Fixing education? I'm not really sure where to start here. You can't fix from within since there's a constant struggle by the administrators to stay in power because teachers don't have any upwards mobility besides administration. And trying to fix it from the outside? That's even tougher, Kahn Academy has some traction with people but little with teachers who fear it'll put them out of work.

Find me something inspiring that's not going to be mired in politics and bullshit and I'm all ears. I don't think any of those are all that inspiring. I'd even deal with less pay for something really impressive.

1 comments

>Curing cancer? There's no Federal Department of Stopping >Cancer, either you work for a big pharmaceutical company or >you get a PhD and scramble for grant money.

Actually, there is a Federal Department of Stopping Cancer - the National Cancer Institute.

http://www.cancer.gov/

Point taken.

But it's got a $5b a year budget which is pretty small in the biotech world. It's even worse when you consider that 42% of it is grant money. So my statement isn't quite right, but in my opinion, still close to right. Maybe 70% true.
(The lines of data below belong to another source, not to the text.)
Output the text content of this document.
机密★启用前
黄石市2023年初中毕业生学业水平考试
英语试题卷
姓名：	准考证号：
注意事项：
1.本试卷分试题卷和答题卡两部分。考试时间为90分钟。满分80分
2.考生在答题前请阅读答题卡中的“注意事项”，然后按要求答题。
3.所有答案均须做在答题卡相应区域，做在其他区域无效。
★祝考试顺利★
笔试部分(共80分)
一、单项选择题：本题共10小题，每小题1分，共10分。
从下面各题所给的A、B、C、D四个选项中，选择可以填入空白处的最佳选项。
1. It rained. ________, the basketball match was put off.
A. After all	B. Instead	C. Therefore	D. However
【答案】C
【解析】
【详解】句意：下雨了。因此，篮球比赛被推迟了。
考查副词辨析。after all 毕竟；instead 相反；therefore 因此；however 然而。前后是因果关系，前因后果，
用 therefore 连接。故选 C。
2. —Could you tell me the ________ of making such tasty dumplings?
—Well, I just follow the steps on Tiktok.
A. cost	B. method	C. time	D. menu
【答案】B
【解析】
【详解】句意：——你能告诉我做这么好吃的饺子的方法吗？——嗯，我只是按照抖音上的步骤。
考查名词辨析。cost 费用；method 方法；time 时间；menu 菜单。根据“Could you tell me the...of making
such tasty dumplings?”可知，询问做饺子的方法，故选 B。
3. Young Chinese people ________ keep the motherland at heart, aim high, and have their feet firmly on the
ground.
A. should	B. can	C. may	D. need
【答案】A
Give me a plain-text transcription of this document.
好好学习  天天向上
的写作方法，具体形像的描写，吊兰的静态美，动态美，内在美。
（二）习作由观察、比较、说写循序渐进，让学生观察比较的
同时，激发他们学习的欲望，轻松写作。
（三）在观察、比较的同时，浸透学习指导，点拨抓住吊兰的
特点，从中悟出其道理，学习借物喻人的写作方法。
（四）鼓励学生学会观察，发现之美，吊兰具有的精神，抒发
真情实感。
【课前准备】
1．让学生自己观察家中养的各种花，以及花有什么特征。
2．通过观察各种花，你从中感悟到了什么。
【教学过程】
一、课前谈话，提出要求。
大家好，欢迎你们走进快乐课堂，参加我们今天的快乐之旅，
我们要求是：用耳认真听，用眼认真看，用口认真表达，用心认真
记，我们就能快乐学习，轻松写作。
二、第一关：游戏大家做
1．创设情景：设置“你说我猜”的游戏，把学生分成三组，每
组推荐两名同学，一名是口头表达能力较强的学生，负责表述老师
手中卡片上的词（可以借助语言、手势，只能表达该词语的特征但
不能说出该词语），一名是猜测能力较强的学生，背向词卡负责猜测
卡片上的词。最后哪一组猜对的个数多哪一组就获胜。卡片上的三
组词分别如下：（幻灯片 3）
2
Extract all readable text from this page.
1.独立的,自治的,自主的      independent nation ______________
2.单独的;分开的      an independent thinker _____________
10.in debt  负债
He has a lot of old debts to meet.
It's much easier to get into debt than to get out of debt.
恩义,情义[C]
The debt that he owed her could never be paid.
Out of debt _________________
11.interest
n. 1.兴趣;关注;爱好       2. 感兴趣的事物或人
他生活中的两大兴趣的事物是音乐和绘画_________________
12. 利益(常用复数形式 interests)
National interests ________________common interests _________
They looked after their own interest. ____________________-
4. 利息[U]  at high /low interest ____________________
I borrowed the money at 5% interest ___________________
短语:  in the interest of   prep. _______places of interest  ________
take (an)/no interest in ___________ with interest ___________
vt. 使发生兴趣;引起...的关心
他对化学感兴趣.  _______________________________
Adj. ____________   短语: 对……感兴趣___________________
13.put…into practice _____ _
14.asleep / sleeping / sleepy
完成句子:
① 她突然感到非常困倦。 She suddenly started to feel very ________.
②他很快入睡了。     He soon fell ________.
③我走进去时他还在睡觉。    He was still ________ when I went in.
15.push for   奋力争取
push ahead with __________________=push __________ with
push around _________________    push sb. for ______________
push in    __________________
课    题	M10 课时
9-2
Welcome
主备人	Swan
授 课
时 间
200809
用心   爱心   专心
http://www.cancer.gov/aboutnci/budget_planning_leg/plan-2013...

http://obf.cancer.gov/financial/factbook.htm

Inflation adjusted NASA's budget during the Apollo program was $30 billion a year or so. And that was in a realm that's better understood.

I'm not necessarily suggesting that we should start spending $50 billion or $100 billion a year on cancer research. But I would argue that it might take that kind of investment to really move the needle in a meaningful way and provide enough good paying opportunities for nerds to get them interested.

Thanks for the link though, even if it makes me look a little dumb.